By Joy M. Ebben, Ph.D, CPE
Human Factors and Ergonomic Specialist, IAC Industries, Brea, Calif.

Research clearly demonstrates that specific interventions can reduce the reported rate of work-related musculoskeletal disorders (MSDs) for workers who perform high-risk tasks. Successful interventions require attention to individual, organizational and job characteristics, tailoring the corrective actions to those characteristics.

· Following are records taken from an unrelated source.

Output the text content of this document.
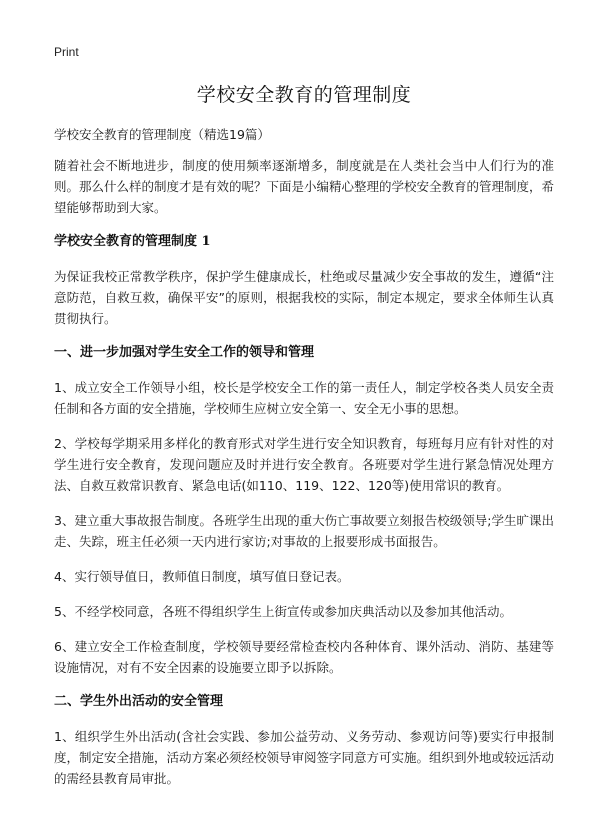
Print
学校安全教育的管理制度

学校安全教育的管理制度（精选19篇）

随着社会不断地进步，制度的使用频率逐渐增多，制度就是在人类社会当中人们行为的准则。那么什么样的制度才是有效的呢？下面是小编精心整理的学校安全教育的管理制度，希望能够帮助到大家。

学校安全教育的管理制度 1

为保证我校正常教学秩序，保护学生健康成长，杜绝或尽量减少安全事故的发生，遵循“注意防范，自救互救，确保平安”的原则，根据我校的实际，制定本规定，要求全体师生认真贯彻执行。

一、进一步加强对学生安全工作的领导和管理

1、成立安全工作领导小组，校长是学校安全工作的第一责任人，制定学校各类人员安全责任制和各方面的安全措施，学校师生应树立安全第一、安全无小事的思想。

2、学校每学期采用多样化的教育形式对学生进行安全知识教育，每班每月应有针对性的对学生进行安全教育，发现问题应及时并进行安全教育。各班要对学生进行紧急情况处理方法、自救互救常识教育、紧急电话(如110、119、122、120等)使用常识的教育。

3、建立重大事故报告制度。各班学生出现的重大伤亡事故要立刻报告校级领导;学生旷课出走、失踪，班主任必须一天内进行家访;对事故的上报要形成书面报告。

4、实行领导值日，教师值日制度，填写值日登记表。

5、不经学校同意，各班不得组织学生上街宣传或参加庆典活动以及参加其他活动。

6、建立安全工作检查制度，学校领导要经常检查校内各种体育、课外活动、消防、基建等设施情况，对有不安全因素的设施要立即予以拆除。

二、学生外出活动的安全管理

1、组织学生外出活动(含社会实践、参加公益劳动、义务劳动、参观访问等)要实行申报制度，制定安全措施，活动方案必须经校领导审阅签字同意方可实施。组织到外地或较远活动的需经县教育局审批。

If your business does not take advantage of the opportunities made available via a cost-effective ergonomics and safety program, you lose out on two opportunities:

  • Reducing the costs of related injuries/illnesses.
  • Increasing productivity.

Reduction Of MSD Workers' Compensation Costs

Approximately 85 percent of the companies planning to purchase assembly equipment (including workstations) during 1999 listed reducing direct labor as the main cost-cutting target. One component of direct labor is workers’ compensation costs. The reviewed case studies show that workers’ compensation costs were reduced by implementing safety and health programs that included ergonomic improvements.

Productivity

As an ergonomics program evolves, goals need to change as well, from reducing workers’ compensation costs to increasing productivity and quality. Also, if a company justifies its ergonomic efforts on the costs related to the occurrence of an accident or illness, it usually waits until an incident occurs before ergonomic improvements are considered. Then, without additional incidents, emphasis on ergonomics diminishes.

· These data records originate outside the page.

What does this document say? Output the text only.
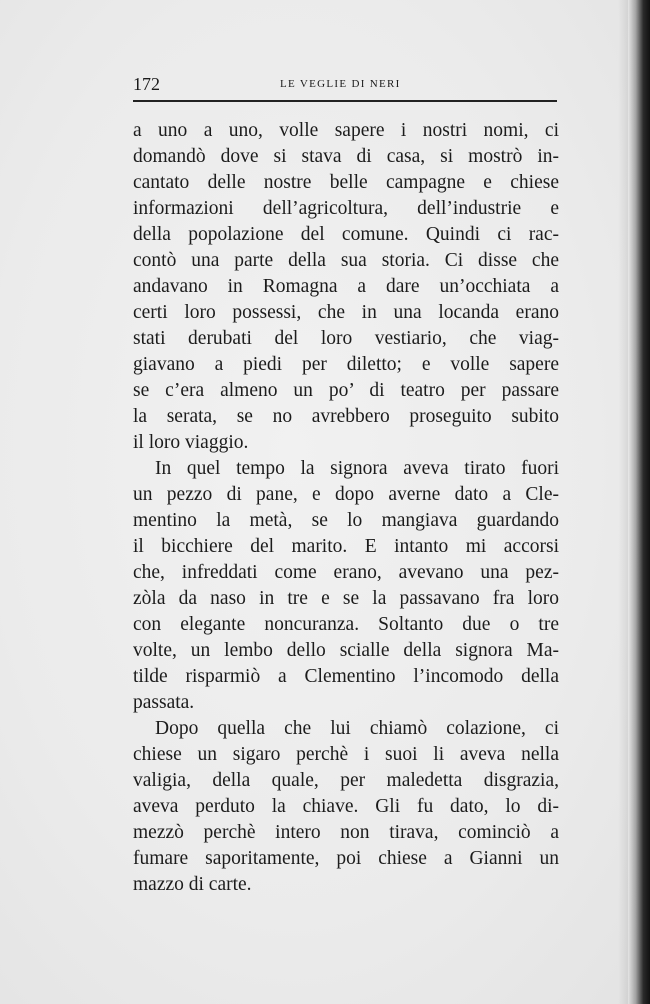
172	LE VEGLIE DI NERI
a uno a uno, volle sapere i nostri nomi, ci
domandò dove si stava di casa, si mostrò in-
cantato delle nostre belle campagne e chiese
informazioni dell’agricoltura, dell’industrie e
della popolazione del comune. Quindi ci rac-
contò una parte della sua storia. Ci disse che
andavano in Romagna a dare un’occhiata a
certi loro possessi, che in una locanda erano
stati derubati del loro vestiario, che viag-
giavano a piedi per diletto; e volle sapere
se c’era almeno un po’ di teatro per passare
la serata, se no avrebbero proseguito subito
il loro viaggio.
In quel tempo la signora aveva tirato fuori
un pezzo di pane, e dopo averne dato a Cle-
mentino la metà, se lo mangiava guardando
il bicchiere del marito. E intanto mi accorsi
che, infreddati come erano, avevano una pez-
zòla da naso in tre e se la passavano fra loro
con elegante noncuranza. Soltanto due o tre
volte, un lembo dello scialle della signora Ma-
tilde risparmiò a Clementino l’incomodo della
passata.
Dopo quella che lui chiamò colazione, ci
chiese un sigaro perchè i suoi li aveva nella
valigia, della quale, per maledetta disgrazia,
aveva perduto la chiave. Gli fu dato, lo di-
mezzò perchè intero non tirava, cominciò a
fumare saporitamente, poi chiese a Gianni un
mazzo di carte.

Focusing on productivity provides a quality improvement criterion that is independent of accidents and illnesses and hopefully will ultimately prevent or reduce the rate of occurrence of those incidents. For example:

  • Assembly workstation. A workstation for fine assembly was redesigned to utilize a TV camera and monitor. A comparison of the new and old workstation showed a 15 percent higher productivity rate. Considering that the value of products assembled per worker per shift at these types of workstations ranged between $15,000 and $20,000, the additional value produced by one worker per day using the new workstation would be $2,250 to $3,000 per day.